Six Reasons Companies Struggle Implementing Project Management

There are a lot of reasons whey projects fail, and they closely parallel reasons whey companies struggle to implement project management in a consistent way across the organization.

The list of reasons by TenStep in the post below is excellent. I initially cannot think or another. However, I will start out with a gap that I see: training.

Part of implementing project management best practices and more across an organization is that the skills of the people need to keep up with the pace of implementation. While it's important to have buy-in at the top, changes in the culture within the organization can be aided tremendously by elevating the skills of the people.

Not only do the skills need to be elevated - a way of indoctrinating people to a new emerging project management culture - but they need to become grounded in experience and conviction.

Part of the problem is one of pace of change. A realistic forecast of this culture change - and change within individuals - must be realistic and match the phase of maturity the organization needs to reach.

Here is the TenStep post entitled, "Six Reasons Companies Struggle Implementing Project Management".

There are many companies that do not have common project management processes, templates, approach and skills. One initial observation is that companies that don’t manage projects well are usually run by senior managers who never learned formal project management themselves. It is hard for them to lead culture change around project management when they don’t understand the value themselves. In fact, sometimes these managers think of project management as a tool for managing projects, rather than as a process for doing the work. When they discover a tool isn’t involved, they lose interest.

There are a number of other reasons why companies have not implemented project management processes. These include:

  • The company does not have committed sponsorship. 

Some managers want to hold a training class and hope that project management sticks. They don't have a strong commitment to the culture change required to get better at managing projects. In large companies, it could take two to three years, or longer. The sponsor needs to be committed and focused long term to make the changes successfully.

  • The entire organization is not included.

It's hard to be a good project manager in an organization that doesn't value project management skills. For instance, if you take the time to create a Charter document, and your sponsor asks why you were wasting your time, you are probably not going to be very excited about the planning process on your next project. To be effective, the entire organization must be part of the project management initiative.

  • The organization does not have a lot of pain around projects.

This is very common, especially in small to medium sized organizations. In many companies, the projects are not under pressure to complete within fixed deadlines and budgets. They just need to be completed within a “reasonable” time frame. In these companies, there is not much internal pressure to change the status quo.

  • The organization is not scaling the processes and approach.

A common criticism of methodology is that it is cumbersome, paper intensive and takes too much focus away from the work at hand. Sometimes this is a legitimate concern, caused by not scaling the methodology to the size of your project. For instance, if you were required to develop a fifteen page Project Charter even if your project is only 200 hours, you may have been turned off. This is not usually a methodology problem as much as it is a misapplication of the methodology.

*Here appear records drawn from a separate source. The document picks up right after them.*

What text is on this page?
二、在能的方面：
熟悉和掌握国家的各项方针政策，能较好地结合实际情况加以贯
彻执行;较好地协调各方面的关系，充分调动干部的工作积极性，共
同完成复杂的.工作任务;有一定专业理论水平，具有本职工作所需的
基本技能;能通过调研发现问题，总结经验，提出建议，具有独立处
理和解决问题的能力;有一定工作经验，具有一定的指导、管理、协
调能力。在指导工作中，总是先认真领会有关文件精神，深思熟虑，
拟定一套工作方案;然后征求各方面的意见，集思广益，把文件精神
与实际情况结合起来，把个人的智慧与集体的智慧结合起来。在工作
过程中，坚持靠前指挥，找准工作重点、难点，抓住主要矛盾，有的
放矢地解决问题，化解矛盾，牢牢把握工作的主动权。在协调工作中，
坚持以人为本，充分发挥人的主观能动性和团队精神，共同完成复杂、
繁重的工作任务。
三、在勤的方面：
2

  • The project teams fight the changes.

Many people want to solve problems and do their jobs creatively, with a minimum of supervision. They fear that project management techniques will result in controls that will take the fun out of the work. Without strong sponsorship, the project teams resist the change until the pressure goes away.

  • There is a fear of the loss of control from management.

If you really want to effectively implement a project management discipline at your company, you must give a level of control and authority to the project manager. Some organizations, and middle managers especially, do not want to lose that control. They may want people to coordinate the projects, but then they want to make all the decisions and exercise all the control. Formal project management will not be possible in organizations where this fear is prevalent.

Summary

These are some common reasons why project management is not sponsored at companies, and when it is sponsored, why it does not always stick. However, almost every study that looks at project management shows that it is a discipline that will help project managers deliver on time, on budget and within client expectations. All companies should have a common project management process to maximize the chances for delivering their projects successfully.